Записки врача скорой помощи - Елена Шагиахметова
Шрифт:
Интервал:
Закладка:
А может быть, Юрий Иванович имел в виду своих пациентов, мол, после инфаркта куда же им еще возвращаться, как не в единственное в городе инфарктное отделение?
Юрий Иванович собирал материал для докторской диссертации, такие полные коробки с розовыми лентами ЭКГ. Сейчас я понимаю, насколько это было непросто с той примитивной аппаратурой, с чернильными самописцами — записывать по нескольку раз в день изменения на розовые ленты ЭКГ, пытаться понять, что там внутри, в сердечной мышце, происходит, что вот этот зубец на ЭКГ стал снижаться, а потом и вообще перешел в отрицательный, и чем страшен теперь этот отрицательный зубец.

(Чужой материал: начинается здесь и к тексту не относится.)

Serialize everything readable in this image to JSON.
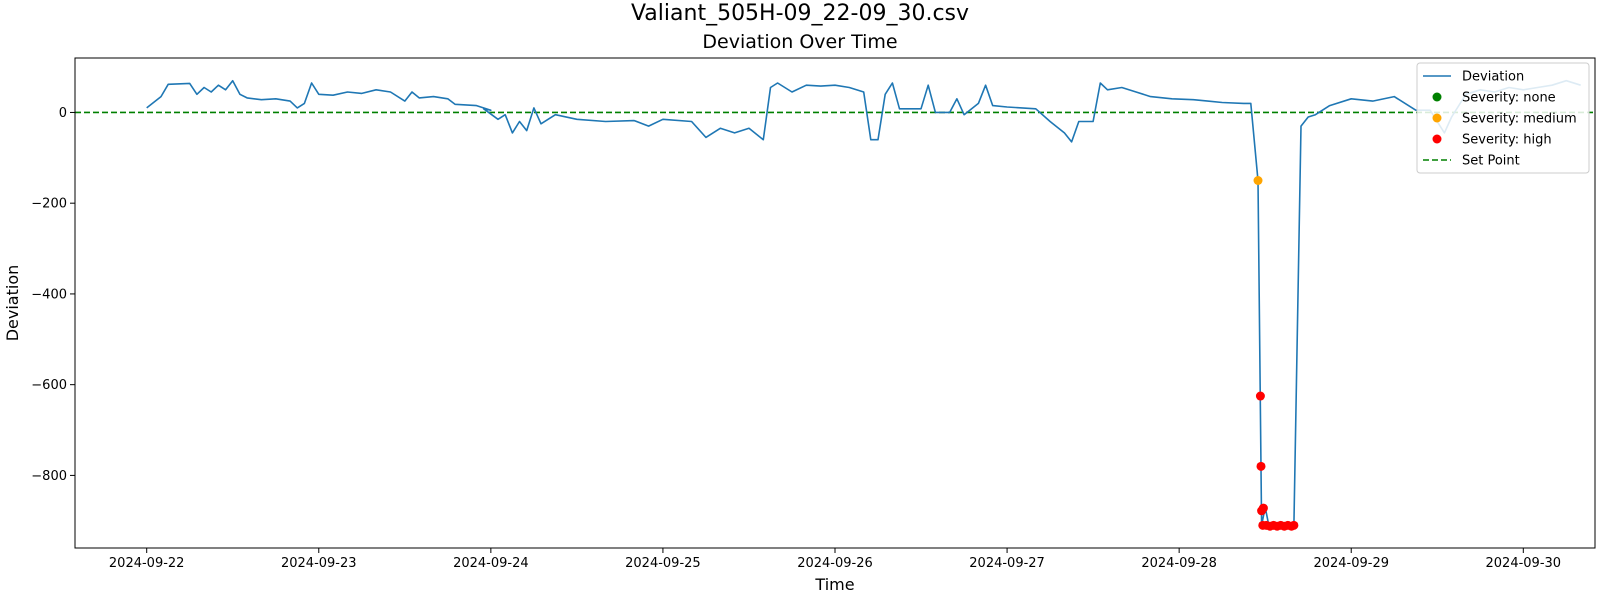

В отделении были люди, у которых в истории жизни было 11 инфарктов — немыслимо в наше время! И они лежали в палате, по утрам спокойно пили чай, в одиннадцать ели творожок, а на ЭКГ у них творилось такое! Им было спокойно здесь, они были уверены, что теперь они в хороших руках и все плохое позади.
Так промчалась зима, весна, и лето подходило к августу. И мы вспомнили про приемные комиссии. Уже все вступительные экзамены начнутся через неделю, а мы все еще санитарки! Успели вскочить в последний вагон, успели за неделю пролистать школьный курс химии и биологии, и успели сдать вступительные экзамены чудом, и поступить в медицинское, пока только в училище. В приемной комиссии принимал документы человек, как оказалось, заведующий травмой в местной больнице и по совместительству главный преподаватель хирургии и травматологии на всех курсах медучилища, такой огромный настоящий врач. И вот он каждую абитуриентку спрашивал, почему она надумала поступать в медицинский, наверное, белый халат нравится? И каждая ему стандартно, но уклончиво отвечала, что если бы нравился белый халат, то она пошла бы учиться на продавца. В то время продавцы тоже работали в белых халатах. Но их почему-то не называли «людьми в белых халатах». Слышали эту песню? «Люди в белых халатах, низко вам поклониться хочу», там еще «вечный подвиг, он вам по плечу» — образец советской пропаганды.
Глава 4. Первокурсник
Чем отличается первокурсник медицинского от любого другого первокурсника? Тем, что медицину не преподают в средней школе. Хорошо тем, у кого родители работают в больнице, они хотя бы что-то слышали про раны, болезни, операции, анатомию, фармакологию. Но будь ты хоть золотым медалистом, ты в медицине — полный профан, пришел в первый класс, и все твои школьные знания никогда тебе больше не пригодятся. То есть абсолютно все! Ты просто умеешь читать и писать, как первоклассник в новом белом халате и в белой шапочке. Тебе еще два с половиной года стирать и гладить этот халат и шапочку почти каждый день.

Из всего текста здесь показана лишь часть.